Friday, March 02, 2007

The trials of Rickards et al...

The recent acquittal of Shipton, Schollum and Rickards brings an end to a long-running triad of cases that were caused by the accusations of Louise Nichols against Rickards. Only the conviction of Shipton and Schollum (as well as two others) of a rape at Mount Manganui has prevented the proceedings from being a complete and utter shambles.

I had pretty much known at the time of the Louise Nichols case that Shipton and Schollum had already been convicted. Yet despite this I didn't think there would be a conviction. Why? Because Louise Nichols had already made prior rape allegations against other police officers and against a "pack of maoris". She retracted the allegation against a "pack of maoris" saying she didn't know why she had made it while the allegation against other police officers went to trial several years back and resulted in not guilty verdicts. So while she gave the impression of one speaking truth, it was far less certain that what she believed had happened had actually happened. Combined with the statement of the flatmate, a guilty verdict from the jurors would have been grounds for sending them to a mental hospital.

While Louise's prior history had been widely described in the papers before the trial, the complainant at the recent trial was largely shrouded behind name suppression. It was only during the course of the trial that I realized that something incredible had happened - the police had managed to find a complainant even less credible than Louise Nichols. Why?

For starters, she initially stated that she claimed to have been in a relationship with Clint Rickards for about six months. Now she says she only saw him on the night of the attack. At the trial, she blamed the discrepancies on police misunderstandings.

Then there was revelation that she didn't come forward on her own but had been found by the police while they were investigating the Louise Nichols allegations. They had seized Shipton's notes, found her details therein (she had been in a relationship with him) and contacted her. It just so happens that she was having personal problems at the time ("including looking after her four children and dealing with the break-up of a relationship"). That's a strong incentive for many people to start fabricating evidence to gain needed sympathy and while truthful allegations can result

But for me the tipping point was when the complainant declared under cross-examination: "I know poor Louise Nicholas lost her case and I am trying damn hard to make sure these guys are done." From this point on, the case was dead in the water.

The prosecution certainly knew that the case was hopeless. The prosecutor covered himself with infamy when he had to accuse (video-link I'm afraid) Clint Rickards of being a practiced liar because he had been, wait for it, an undercover cop! Now when he deals with crimes involving the testimony of undercover police officers, all the defence attorney has to say is "as my distinguished colleague has said at Clint Rickard's last trial, undercover cops are practised liars" to get an acquittal.

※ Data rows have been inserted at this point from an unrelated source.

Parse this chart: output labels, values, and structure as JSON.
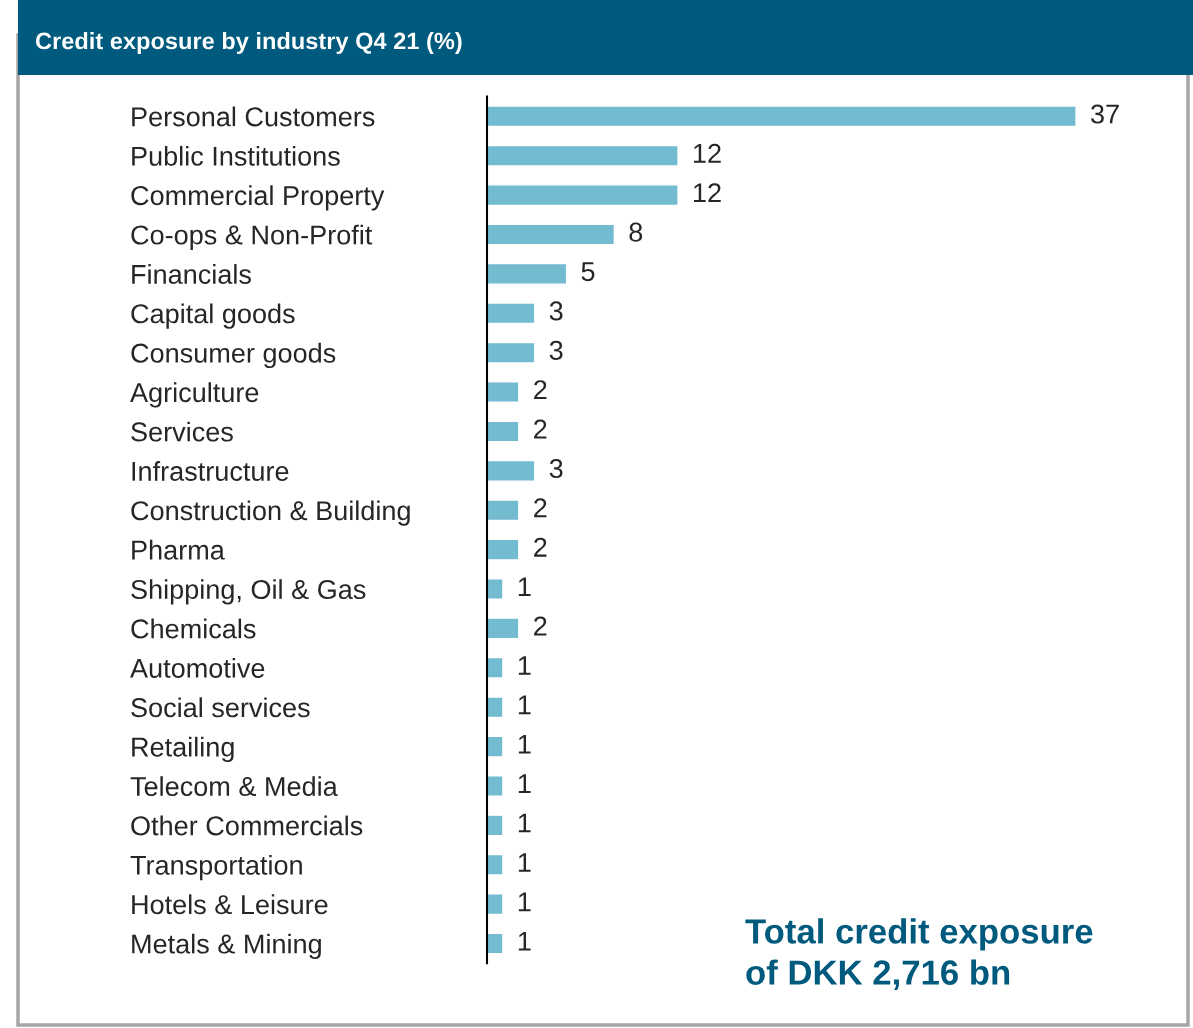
{
  "chart_data": {
    "type": "bar",
    "orientation": "horizontal",
    "title": "Credit exposure by industry Q4 21 (%)",
    "categories": [
      "Personal Customers",
      "Public Institutions",
      "Commercial Property",
      "Co-ops & Non-Profit",
      "Financials",
      "Capital goods",
      "Consumer goods",
      "Agriculture",
      "Services",
      "Infrastructure",
      "Construction & Building",
      "Pharma",
      "Shipping, Oil & Gas",
      "Chemicals",
      "Automotive",
      "Social services",
      "Retailing",
      "Telecom & Media",
      "Other Commercials",
      "Transportation",
      "Hotels & Leisure",
      "Metals & Mining"
    ],
    "values": [
      37,
      12,
      12,
      8,
      5,
      3,
      3,
      2,
      2,
      3,
      2,
      2,
      1,
      2,
      1,
      1,
      1,
      1,
      1,
      1,
      1,
      1
    ],
    "color": "#72bbd1",
    "data_labels": true,
    "grid": false,
    "legend": false,
    "annotations": [
      "Total credit exposure\nof DKK 2,716 bn"
    ]
  }
}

The exposure of Shipton's wife as a probable liar certainly looked dramatic but for me, it only confirmed the essential weakness of the case. It's pretty much a truism that alibis offered by the relatives of the defendant are often unreliable and a jury can be made aware of this by a few questions under cross-examination. Hence for the prosecution to fly a witness in from Perth and then to recall Shipton's wife to the stand to get her to collapse is evidence that the prosecution was clutching at straws. Even if she did lie, it only proves that she was stupid, not that her husband and others were guilty of rape.

So with the trials concluded (there is another to come relating to the original investigation but that involves perverting the course of justice), I can safely say that neither of the cases involving Louise Nichols and the recent complainant should have been brought. The accusers were simply unreliable for any reasonable jury to convict. Clint Rickards faults the police for the investigation but I daresay they were leaving no stone unturned. What should have happened is that the Crown Prosecution Service should have resisted the political pressure and decided against bringing the case to trial. For them not to have done so was in my opinion a dereliction of their duty. Prosecuting the Mount Manganui case was the right decision in that a conviction has been obtained and three rapists are behind bars. But the prosecution of the other two cases only leaves the nasty impression that people were abusing the courts to drag Clint Rickards down through his association with Shipton and Schollum and that the introduction of politically motivated prosecutions into our legal system is a dangerous beginning...

UPDATE: Link added (referring to the claim the woman had known Rickards before the attack).